Os “homens” chegam e dão tiros pra tudo quanto é lado, não respeitam ninguém...
–
Ué... então sai de lá, cara! Infelizmente quem tá lá no meio corre esse risco.
O remédio é amargo, mas é para curar essa doença.
– Não
acredito que estou ouvindo isso. Só porque você conseguiu um emprego razoável e
mora no Méier, não quer dizer que agora virou branco e rico. Eles ainda te veem
como mão de oba a ser explorada, só isso.
–
Otacílio, entenda uma coisa: esse negócio de preconceito não leva ninguém a
nada. A maioria dos pretos fica em casa de braços cruzados, enchendo a cara de
cachaça com o dinheiro do bolsa-família.
–
Você é contra o bolsa-família, Janildo? E o auxílio moradia dos juízes, você é
contra também?
– Ah,
meu Deus, essa não!? Otacílio, os caras estudaram, ralaram pra cassete... Alguma
recompensa eles têm que ter. Eles são juízes, cara!
– Isso
é ridículo! Você é uma mula mesmo!

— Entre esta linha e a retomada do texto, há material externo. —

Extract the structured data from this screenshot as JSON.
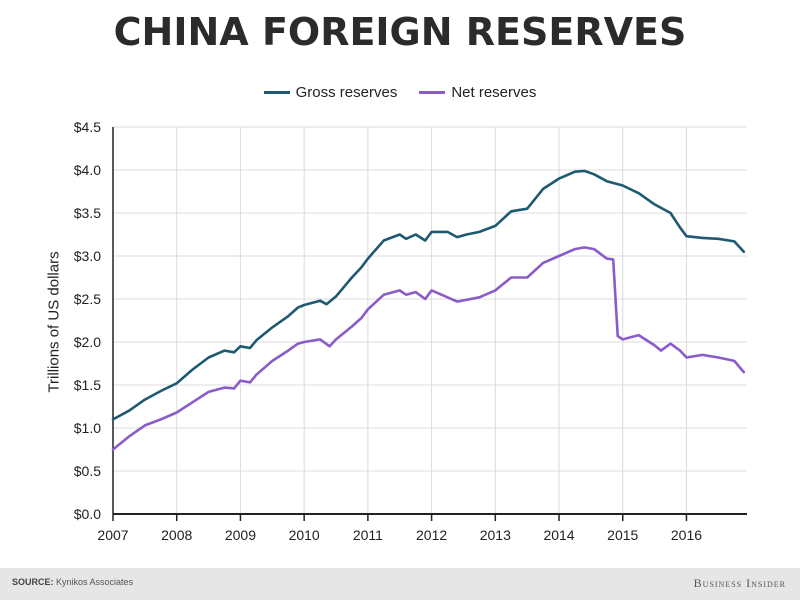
{
  "title": "CHINA FOREIGN RESERVES",
  "footer": {
    "source_prefix": "SOURCE:",
    "source_text": "Kynikos Associates",
    "brand": "Business Insider"
  },
  "colors": {
    "gross": "#1d5a72",
    "net": "#8a5cc9",
    "grid": "#dcdcdc",
    "axis": "#222222"
  },
  "chart_data": {
    "type": "line",
    "title": "CHINA FOREIGN RESERVES",
    "xlabel": "",
    "ylabel": "Trillions of US dollars",
    "xlim": [
      2007,
      2016.95
    ],
    "ylim": [
      0,
      4.5
    ],
    "x_ticks": [
      "2007",
      "2008",
      "2009",
      "2010",
      "2011",
      "2012",
      "2013",
      "2014",
      "2015",
      "2016"
    ],
    "y_ticks": [
      "$0.0",
      "$0.5",
      "$1.0",
      "$1.5",
      "$2.0",
      "$2.5",
      "$3.0",
      "$3.5",
      "$4.0",
      "$4.5"
    ],
    "grid": true,
    "legend_position": "top-center",
    "series": [
      {
        "name": "Gross reserves",
        "points": [
          [
            2007.0,
            1.1
          ],
          [
            2007.25,
            1.2
          ],
          [
            2007.5,
            1.33
          ],
          [
            2007.75,
            1.43
          ],
          [
            2008.0,
            1.52
          ],
          [
            2008.25,
            1.68
          ],
          [
            2008.5,
            1.82
          ],
          [
            2008.75,
            1.9
          ],
          [
            2008.9,
            1.88
          ],
          [
            2009.0,
            1.95
          ],
          [
            2009.15,
            1.93
          ],
          [
            2009.25,
            2.02
          ],
          [
            2009.5,
            2.17
          ],
          [
            2009.75,
            2.3
          ],
          [
            2009.9,
            2.4
          ],
          [
            2010.0,
            2.43
          ],
          [
            2010.25,
            2.48
          ],
          [
            2010.35,
            2.44
          ],
          [
            2010.5,
            2.53
          ],
          [
            2010.75,
            2.75
          ],
          [
            2010.9,
            2.87
          ],
          [
            2011.0,
            2.97
          ],
          [
            2011.25,
            3.18
          ],
          [
            2011.5,
            3.25
          ],
          [
            2011.6,
            3.2
          ],
          [
            2011.75,
            3.25
          ],
          [
            2011.9,
            3.18
          ],
          [
            2012.0,
            3.28
          ],
          [
            2012.25,
            3.28
          ],
          [
            2012.4,
            3.22
          ],
          [
            2012.55,
            3.25
          ],
          [
            2012.75,
            3.28
          ],
          [
            2013.0,
            3.35
          ],
          [
            2013.25,
            3.52
          ],
          [
            2013.5,
            3.55
          ],
          [
            2013.75,
            3.78
          ],
          [
            2014.0,
            3.9
          ],
          [
            2014.25,
            3.98
          ],
          [
            2014.4,
            3.99
          ],
          [
            2014.55,
            3.95
          ],
          [
            2014.75,
            3.87
          ],
          [
            2015.0,
            3.82
          ],
          [
            2015.25,
            3.73
          ],
          [
            2015.5,
            3.6
          ],
          [
            2015.75,
            3.5
          ],
          [
            2015.9,
            3.33
          ],
          [
            2016.0,
            3.23
          ],
          [
            2016.25,
            3.21
          ],
          [
            2016.5,
            3.2
          ],
          [
            2016.75,
            3.17
          ],
          [
            2016.9,
            3.05
          ]
        ]
      },
      {
        "name": "Net reserves",
        "points": [
          [
            2007.0,
            0.75
          ],
          [
            2007.25,
            0.9
          ],
          [
            2007.5,
            1.03
          ],
          [
            2007.75,
            1.1
          ],
          [
            2008.0,
            1.18
          ],
          [
            2008.25,
            1.3
          ],
          [
            2008.5,
            1.42
          ],
          [
            2008.75,
            1.47
          ],
          [
            2008.9,
            1.46
          ],
          [
            2009.0,
            1.55
          ],
          [
            2009.15,
            1.53
          ],
          [
            2009.25,
            1.62
          ],
          [
            2009.5,
            1.78
          ],
          [
            2009.75,
            1.9
          ],
          [
            2009.9,
            1.98
          ],
          [
            2010.0,
            2.0
          ],
          [
            2010.25,
            2.03
          ],
          [
            2010.4,
            1.95
          ],
          [
            2010.5,
            2.03
          ],
          [
            2010.75,
            2.18
          ],
          [
            2010.9,
            2.28
          ],
          [
            2011.0,
            2.38
          ],
          [
            2011.25,
            2.55
          ],
          [
            2011.5,
            2.6
          ],
          [
            2011.6,
            2.55
          ],
          [
            2011.75,
            2.58
          ],
          [
            2011.9,
            2.5
          ],
          [
            2012.0,
            2.6
          ],
          [
            2012.25,
            2.52
          ],
          [
            2012.4,
            2.47
          ],
          [
            2012.75,
            2.52
          ],
          [
            2013.0,
            2.6
          ],
          [
            2013.25,
            2.75
          ],
          [
            2013.5,
            2.75
          ],
          [
            2013.75,
            2.92
          ],
          [
            2014.0,
            3.0
          ],
          [
            2014.25,
            3.08
          ],
          [
            2014.4,
            3.1
          ],
          [
            2014.55,
            3.08
          ],
          [
            2014.75,
            2.97
          ],
          [
            2014.85,
            2.96
          ],
          [
            2014.92,
            2.07
          ],
          [
            2015.0,
            2.03
          ],
          [
            2015.25,
            2.08
          ],
          [
            2015.5,
            1.96
          ],
          [
            2015.6,
            1.9
          ],
          [
            2015.75,
            1.98
          ],
          [
            2015.9,
            1.9
          ],
          [
            2016.0,
            1.82
          ],
          [
            2016.25,
            1.85
          ],
          [
            2016.5,
            1.82
          ],
          [
            2016.75,
            1.78
          ],
          [
            2016.9,
            1.65
          ]
        ]
      }
    ]
  }
}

Pobre de direita, bitolado pela mídia... parei
com você!
Otacílio
virou-se e foi ao balcão para pagar a despesa.
– Eu
tô achando é que você tem é inveja de mim...
Ao
ouvir esta frase, Otacílio ficou como que hipnotizado por alguns segundos. Em
seguida, disse que precisava ir embora, e se despediu do amigo.
Otacílio
saiu indignado, com o coração apertado, mas certo de que Janildo não era nem de
longe aquele amigo de infância. Foi andando e murmurando pra si mesmo:
– Estou
decepcionado. O cara é negro, viveu uma infância sofrendo discriminação em todo
canto, passou necessidade... só porque tem a pele um pouco mais clara e conseguiu
um trabalho um pouco melhor do que a maioria, acha que é branco e rico.
Janildo
pegou a mochila que estava sobre o balcão, e também saiu chateado. Não se
achava preconceituoso, mas pensava que se a polícia matou a pessoa, alguma
coisa ela fez. Então saiu murmurando:
– Os
moleques roubam, matam, estupram... depois, quando o bicho pega, eles dizem: “Não
põe a mão em mim, eu sou de menor...”, aí é foda!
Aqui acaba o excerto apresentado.